Flammulina close-up immature
Above, hey, don’t some of those look a lot like those enoki mushrooms sold in grocery stores? Well, that’s because they are. They’re the same mushroom. The same. (***Edit, 11 years later: seems DNA sequencing has shown the cultivated Asian species is Flammulina filiformis, oops! But now we know.) When grown in cultivation they are grown in very low light, and in a “carbon dioxide-rich” environment, and instead of developing a black stem of decent thickness and a lovely, sticky, tawny-orange cap, they stay creamy white and grow very, very tall and slender, with a tiny little runty cap. Here, under the bark, it is dark with low air circulation, but are you trying to tell me as soon as it reached the edge it was going to morph into the typical form, below? I don’t know what’s going on anymore.

Here’s a prime example of wild ones on a tree, outside (they like it cold, by the way), with normal levels of CO2 (you can also see how they got their common name, “velvet foot”):

Flammulina velutipes-Oct 28 2009

I have absolutely no idea why high CO2 would affect their growth like it does.
Below, a close-up of the very young growths from under the bark, the caps are just little smears! These were about an inch long.

very young velvet foot

Sure is a lot going on out there that we hardly ever see.

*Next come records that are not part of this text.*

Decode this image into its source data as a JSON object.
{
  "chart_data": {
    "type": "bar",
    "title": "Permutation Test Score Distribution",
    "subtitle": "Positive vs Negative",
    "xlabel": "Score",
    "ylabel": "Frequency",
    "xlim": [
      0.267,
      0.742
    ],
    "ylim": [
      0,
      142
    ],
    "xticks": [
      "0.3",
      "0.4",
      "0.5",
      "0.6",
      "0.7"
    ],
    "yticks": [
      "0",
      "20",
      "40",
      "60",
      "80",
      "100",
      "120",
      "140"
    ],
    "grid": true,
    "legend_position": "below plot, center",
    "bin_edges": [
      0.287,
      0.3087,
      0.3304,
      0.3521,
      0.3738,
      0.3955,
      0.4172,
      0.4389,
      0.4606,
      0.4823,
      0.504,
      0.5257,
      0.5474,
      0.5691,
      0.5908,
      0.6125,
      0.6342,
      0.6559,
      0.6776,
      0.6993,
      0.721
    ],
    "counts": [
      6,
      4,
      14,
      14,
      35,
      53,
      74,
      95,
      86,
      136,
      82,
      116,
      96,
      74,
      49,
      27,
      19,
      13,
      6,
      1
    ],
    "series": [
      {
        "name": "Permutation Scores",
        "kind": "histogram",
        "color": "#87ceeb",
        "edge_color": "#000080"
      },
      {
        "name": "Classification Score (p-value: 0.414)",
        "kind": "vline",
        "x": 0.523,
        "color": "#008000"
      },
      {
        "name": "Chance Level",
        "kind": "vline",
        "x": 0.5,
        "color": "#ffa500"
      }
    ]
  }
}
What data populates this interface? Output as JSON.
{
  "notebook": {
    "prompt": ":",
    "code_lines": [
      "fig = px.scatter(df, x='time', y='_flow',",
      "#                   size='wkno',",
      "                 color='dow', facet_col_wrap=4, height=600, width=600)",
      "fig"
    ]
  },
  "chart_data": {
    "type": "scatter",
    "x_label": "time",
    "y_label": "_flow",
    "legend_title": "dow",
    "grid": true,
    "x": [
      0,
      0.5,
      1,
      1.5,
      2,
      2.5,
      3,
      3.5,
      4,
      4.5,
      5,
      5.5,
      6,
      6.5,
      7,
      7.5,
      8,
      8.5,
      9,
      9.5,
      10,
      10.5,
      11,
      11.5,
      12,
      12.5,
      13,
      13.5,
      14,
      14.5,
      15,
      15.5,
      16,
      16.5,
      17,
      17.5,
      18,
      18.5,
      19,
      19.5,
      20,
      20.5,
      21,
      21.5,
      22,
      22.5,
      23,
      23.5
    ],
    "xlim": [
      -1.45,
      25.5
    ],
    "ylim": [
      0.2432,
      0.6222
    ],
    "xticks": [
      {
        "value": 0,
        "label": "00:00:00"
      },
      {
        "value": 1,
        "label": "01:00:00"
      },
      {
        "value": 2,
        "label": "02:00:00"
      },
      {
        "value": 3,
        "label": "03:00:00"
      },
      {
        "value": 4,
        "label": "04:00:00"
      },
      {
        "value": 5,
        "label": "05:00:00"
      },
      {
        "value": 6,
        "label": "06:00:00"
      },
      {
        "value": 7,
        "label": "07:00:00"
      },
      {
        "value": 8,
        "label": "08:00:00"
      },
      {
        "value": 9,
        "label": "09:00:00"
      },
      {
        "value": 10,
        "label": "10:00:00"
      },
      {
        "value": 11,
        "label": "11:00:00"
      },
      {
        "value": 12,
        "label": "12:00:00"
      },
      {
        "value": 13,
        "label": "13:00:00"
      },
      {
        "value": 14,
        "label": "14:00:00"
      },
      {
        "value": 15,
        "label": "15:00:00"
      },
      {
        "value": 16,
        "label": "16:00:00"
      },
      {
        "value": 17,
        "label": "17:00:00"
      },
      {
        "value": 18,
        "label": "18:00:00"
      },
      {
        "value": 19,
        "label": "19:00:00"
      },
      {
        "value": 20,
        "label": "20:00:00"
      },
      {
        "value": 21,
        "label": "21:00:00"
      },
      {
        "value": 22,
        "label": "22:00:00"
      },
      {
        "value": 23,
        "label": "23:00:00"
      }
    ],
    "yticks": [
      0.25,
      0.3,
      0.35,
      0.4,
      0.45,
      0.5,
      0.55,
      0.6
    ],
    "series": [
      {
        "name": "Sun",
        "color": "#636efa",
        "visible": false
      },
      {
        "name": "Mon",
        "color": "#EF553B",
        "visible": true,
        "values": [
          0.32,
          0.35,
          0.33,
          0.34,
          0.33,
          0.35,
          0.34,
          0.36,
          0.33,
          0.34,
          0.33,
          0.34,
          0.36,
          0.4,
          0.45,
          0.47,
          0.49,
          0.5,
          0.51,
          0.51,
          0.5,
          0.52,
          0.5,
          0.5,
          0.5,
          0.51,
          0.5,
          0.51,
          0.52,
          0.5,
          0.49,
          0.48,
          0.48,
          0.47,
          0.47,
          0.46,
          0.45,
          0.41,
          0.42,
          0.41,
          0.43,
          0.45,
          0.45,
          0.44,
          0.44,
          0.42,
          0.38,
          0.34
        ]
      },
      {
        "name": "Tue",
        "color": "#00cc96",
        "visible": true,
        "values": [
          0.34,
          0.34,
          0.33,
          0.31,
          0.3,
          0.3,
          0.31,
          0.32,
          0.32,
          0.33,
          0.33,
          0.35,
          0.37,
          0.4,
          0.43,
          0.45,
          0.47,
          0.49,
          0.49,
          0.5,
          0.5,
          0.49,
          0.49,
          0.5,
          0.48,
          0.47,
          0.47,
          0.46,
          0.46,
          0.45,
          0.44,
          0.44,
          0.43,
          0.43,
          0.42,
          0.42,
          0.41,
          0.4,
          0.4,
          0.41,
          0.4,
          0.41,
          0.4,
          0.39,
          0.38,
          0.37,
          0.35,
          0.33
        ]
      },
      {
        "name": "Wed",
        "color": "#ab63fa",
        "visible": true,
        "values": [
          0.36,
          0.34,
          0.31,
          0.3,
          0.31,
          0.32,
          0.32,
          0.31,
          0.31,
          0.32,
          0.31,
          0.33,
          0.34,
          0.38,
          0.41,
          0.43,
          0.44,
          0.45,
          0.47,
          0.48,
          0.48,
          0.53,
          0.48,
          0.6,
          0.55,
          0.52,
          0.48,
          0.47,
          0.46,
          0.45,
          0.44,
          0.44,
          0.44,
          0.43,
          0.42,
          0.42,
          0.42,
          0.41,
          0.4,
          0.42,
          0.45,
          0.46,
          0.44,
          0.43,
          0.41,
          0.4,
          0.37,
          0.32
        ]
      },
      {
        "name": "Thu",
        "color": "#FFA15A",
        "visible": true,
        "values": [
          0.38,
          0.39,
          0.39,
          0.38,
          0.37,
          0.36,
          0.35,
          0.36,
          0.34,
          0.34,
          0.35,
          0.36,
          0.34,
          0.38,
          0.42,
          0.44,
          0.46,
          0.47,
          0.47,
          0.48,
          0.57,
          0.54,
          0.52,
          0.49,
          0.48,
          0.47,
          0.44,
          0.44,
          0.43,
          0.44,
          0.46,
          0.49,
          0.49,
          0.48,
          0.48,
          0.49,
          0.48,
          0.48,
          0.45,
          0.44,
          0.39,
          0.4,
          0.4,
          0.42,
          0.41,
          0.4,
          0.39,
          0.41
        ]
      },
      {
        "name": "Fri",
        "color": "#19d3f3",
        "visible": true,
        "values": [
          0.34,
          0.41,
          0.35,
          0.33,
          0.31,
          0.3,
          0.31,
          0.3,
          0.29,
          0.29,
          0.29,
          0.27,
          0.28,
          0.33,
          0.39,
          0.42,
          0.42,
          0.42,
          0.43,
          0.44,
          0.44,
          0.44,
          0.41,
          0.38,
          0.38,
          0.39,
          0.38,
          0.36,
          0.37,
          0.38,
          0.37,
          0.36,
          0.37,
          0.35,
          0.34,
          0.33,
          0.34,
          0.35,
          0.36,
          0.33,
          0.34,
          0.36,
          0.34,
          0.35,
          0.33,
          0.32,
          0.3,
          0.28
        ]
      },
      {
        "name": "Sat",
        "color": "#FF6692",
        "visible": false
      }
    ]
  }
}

Below, pear-shaped puffballs, Lycoperdon pyriforme. I mostly cannot resist taking pics of these whenever I see them. One way to keep track of these, compared to other small, whitish puffballs, is these always grow on wood.

pear-shaped puffballs

Below, no idea what kind of mushroom, but photogenic in my book.

white mushroom

Below, a nifty example of a partial veil, the thing that makes the ring on the stem. As the cap expands it will tear away from the outer edge and leave that circle of tissue attached to the stem.

Agaricus placomyces partial veil

I went around and around about the ID of this one and finally mostly landed on Agaricus placomyces, but not 100%. That bit of yellow on the edge of the cap helped with diagnosis—it bruised that color after I touched it--but there were other things that would have narrowed it down further, which I missed. One guy asked me how it smelled, because A. placomyces is supposed to smell terrible. I didn’t smell it. But since then I’ve made a real point of sniffing everything.

Agaricus placomyces split

I see a box turtle just about every time I hike.

I’m always trying to get a look at their hind feet, so I can count their toes and see if it’s a Three-toed or Ornate, and they almost always suck into their shells so I can’t see their hind feet at all. Here, a front foot will have to do. Very nice claws!

box turtle claws

Since then I’ve learned there are other ways to tell those two kinds apart but I still want to see those hind toes.

Grindstone creek
Above, in one of the state parks 10 minutes from where I live.